What also catches the eye is the white, this emptiness that really is not, such as a universe where brute, organic, cosmic, and molecular forces unite; where the infinitely vast and infinitesimal collide in a big bang of shapes and colors. All this expansive energy deploys before our eyes without a sound, ever so silently, an improbable harmony, and an ephemeral moment of grace, set, there, on the canvas. These works, like soaring beasts, bear witness to a thirst for wide-open spaces.

The path from jewellery to canvas consists of but one step. Moreover, Anne‐Marie lets me know that her bare canvases are like pristine bodies upon which she will place colors and shapes. To get to her studio, one has to cross the company’s offices, thread his way past the employees, and pass boxes of material before finally reachinga room that serves as a kitchen, at the end of which is a door: the door to her studio. A genuine appendage of creation, the painting studio is physically connected to the office. They are communicating vessels.

If you are attentive to detail, you will note traces of her jewellery in the paintings, and traces of her paintings in the jewellery. A texture here, a motif there, certain shapes, but never an idle gesture. Her jewelly collections are sometimes inspired by tribal and primitive art that sets the body in motion, whereas her paintings speak more to the spirit and the eye.

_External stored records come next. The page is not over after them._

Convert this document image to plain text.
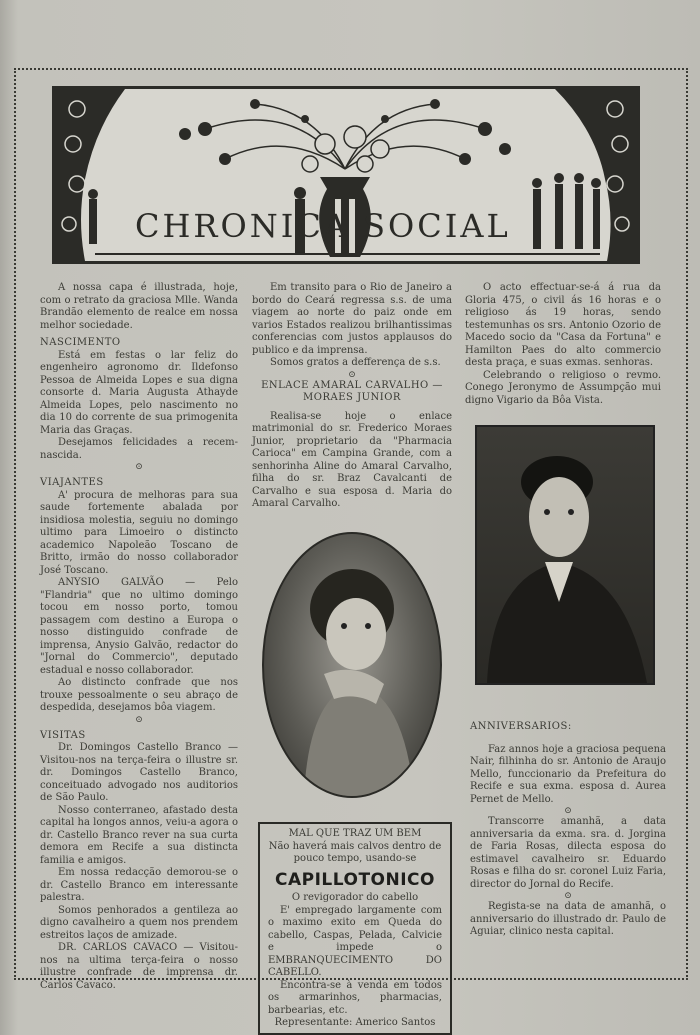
CHRONICA SOCIAL

A nossa capa é illustrada, hoje, com o retrato da graciosa Mlle. Wanda Brandão elemento de realce em nossa melhor sociedade.

NASCIMENTO

Está em festas o lar feliz do engenheiro agronomo dr. Ildefonso Pessoa de Almeida Lopes e sua digna consorte d. Maria Augusta Athayde Almeida Lopes, pelo nascimento no dia 10 do corrente de sua primogenita Maria das Graças.

Desejamos felicidades a recem-nascida.

⊙
VIAJANTES

A' procura de melhoras para sua saude fortemente abalada por insidiosa molestia, seguiu no domingo ultimo para Limoeiro o distincto academico Napoleão Toscano de Britto, irmão do nosso collaborador José Toscano.

ANYSIO GALVÃO — Pelo "Flandria" que no ultimo domingo tocou em nosso porto, tomou passagem com destino a Europa o nosso distinguido confrade de imprensa, Anysio Galvão, redactor do "Jornal do Commercio", deputado estadual e nosso collaborador.

Ao distincto confrade que nos trouxe pessoalmente o seu abraço de despedida, desejamos bôa viagem.

⊙
VISITAS

Dr. Domingos Castello Branco — Visitou-nos na terça-feira o illustre sr. dr. Domingos Castello Branco, conceituado advogado nos auditorios de São Paulo.

Nosso conterraneo, afastado desta capital ha longos annos, veiu-a agora o dr. Castello Branco rever na sua curta demora em Recife a sua distincta familia e amigos.

Em nossa redacção demorou-se o dr. Castello Branco em interessante palestra.

Somos penhorados a gentileza ao digno cavalheiro a quem nos prendem estreitos laços de amizade.

DR. CARLOS CAVACO — Visitou-nos na ultima terça-feira o nosso illustre confrade de imprensa dr. Carlos Cavaco.

Em transito para o Rio de Janeiro a bordo do Ceará regressa s.s. de uma viagem ao norte do paiz onde em varios Estados realizou brilhantissimas conferencias com justos applausos do publico e da imprensa.

Somos gratos a defferença de s.s.

⊙
ENLACE AMARAL CARVALHO —
MORAES JUNIOR

Realisa-se hoje o enlace matrimonial do sr. Frederico Moraes Junior, proprietario da "Pharmacia Carioca" em Campina Grande, com a senhorinha Aline do Amaral Carvalho, filha do sr. Braz Cavalcanti de Carvalho e sua esposa d. Maria do Amaral Carvalho.

O acto effectuar-se-á á rua da Gloria 475, o civil ás 16 horas e o religioso ás 19 horas, sendo testemunhas os srs. Antonio Ozorio de Macedo socio da "Casa da Fortuna" e Hamilton Paes do alto commercio desta praça, e suas exmas. senhoras.

Celebrando o religioso o revmo. Conego Jeronymo de Assumpção mui digno Vigario da Bôa Vista.

ANNIVERSARIOS:

Faz annos hoje a graciosa pequena Nair, filhinha do sr. Antonio de Araujo Mello, funccionario da Prefeitura do Recife e sua exma. esposa d. Aurea Pernet de Mello.

⊙

Transcorre amanhã, a data anniversaria da exma. sra. d. Jorgina de Faria Rosas, dilecta esposa do estimavel cavalheiro sr. Eduardo Rosas e filha do sr. coronel Luiz Faria, director do Jornal do Recife.

⊙

Regista-se na data de amanhã, o anniversario do illustrado dr. Paulo de Aguiar, clinico nesta capital.

MAL QUE TRAZ UM BEM
Não haverá mais calvos dentro de pouco tempo, usando-se
CAPILLOTONICO
O revigorador do cabello

E' empregado largamente com o maximo exito em Queda do cabello, Caspas, Pelada, Calvicie e impede o EMBRANQUECIMENTO DO CABELLO.

Encontra-se à venda em todos os armarinhos, pharmacias, barbearias, etc.

Representante: Americo Santos
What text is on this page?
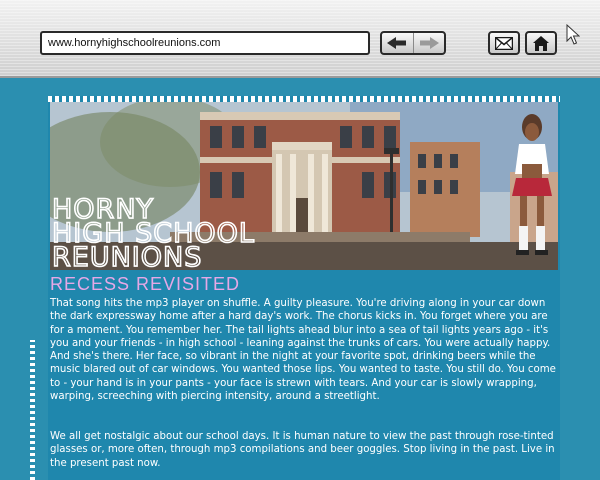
www.hornyhighschoolreunions.com
HORNY
HIGH SCHOOL
REUNIONS
RECESS REVISITED

That song hits the mp3 player on shuffle. A guilty pleasure. You're driving along in your car down the dark expressway home after a hard day's work. The chorus kicks in. You forget where you are for a moment. You remember her. The tail lights ahead blur into a sea of tail lights years ago - it's you and your friends - in high school - leaning against the trunks of cars. You were actually happy. And she's there. Her face, so vibrant in the night at your favorite spot, drinking beers while the music blared out of car windows. You wanted those lips. You wanted to taste. You still do. You come to - your hand is in your pants - your face is strewn with tears. And your car is slowly wrapping, warping, screeching with piercing intensity, around a streetlight.

We all get nostalgic about our school days. It is human nature to view the past through rose-tinted glasses or, more often, through mp3 compilations and beer goggles. Stop living in the past. Live in the present past now.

Anne-Marie's work hints at the meditative absolute. To her, painting is an act of freedom as well as an exercise in mindfulness. Nothing is left to chance. Each shape relates to another, in a cunning and free balance. Time stands still, like a paused frame from a movie. Her paintings, abstract and vibrant, encourage us to let go and allow ourselves to get caught up in the pleasures of imagination. If a familiar form appears—a face, a figure—it is a product of our imagination, in a moment’s glance, since these paintings harbour no desire of representation. We indeed find ourselves within a space of pure expression.

Anne-Marie works on several paintings at once. She has no time to wait. When creation knocks, one must grasp it and let the paint flow: adding a circle to the canvas, in a grand and spontaneous gesture, without retouching it, to then let nothingness be.

Marcel Duchamps, who revolutionized art with his urinal and readymades, liked talking about a work’s “art coefficient”. For him, that is the difference between what the artist foresees and what erupts out of nothingness, without warning, in the moment of creation. There is some of this in Anne-Marie Chagnon’s paintings, the impression that the result is the work of the present moment, a strong and organic material, yet at the same time delicate and refined, a shape born of the subconscious and captured by the artist’s intuition.

I left her studio that night with a head full of images, my body emotionally charged. I appreciated each painting as one would during a trip through terra incognita, letting myself be transported by fate. I invite you to do the same, to let yourself be lifted by the inspirationin order to discover the remarkable work of an artist set free.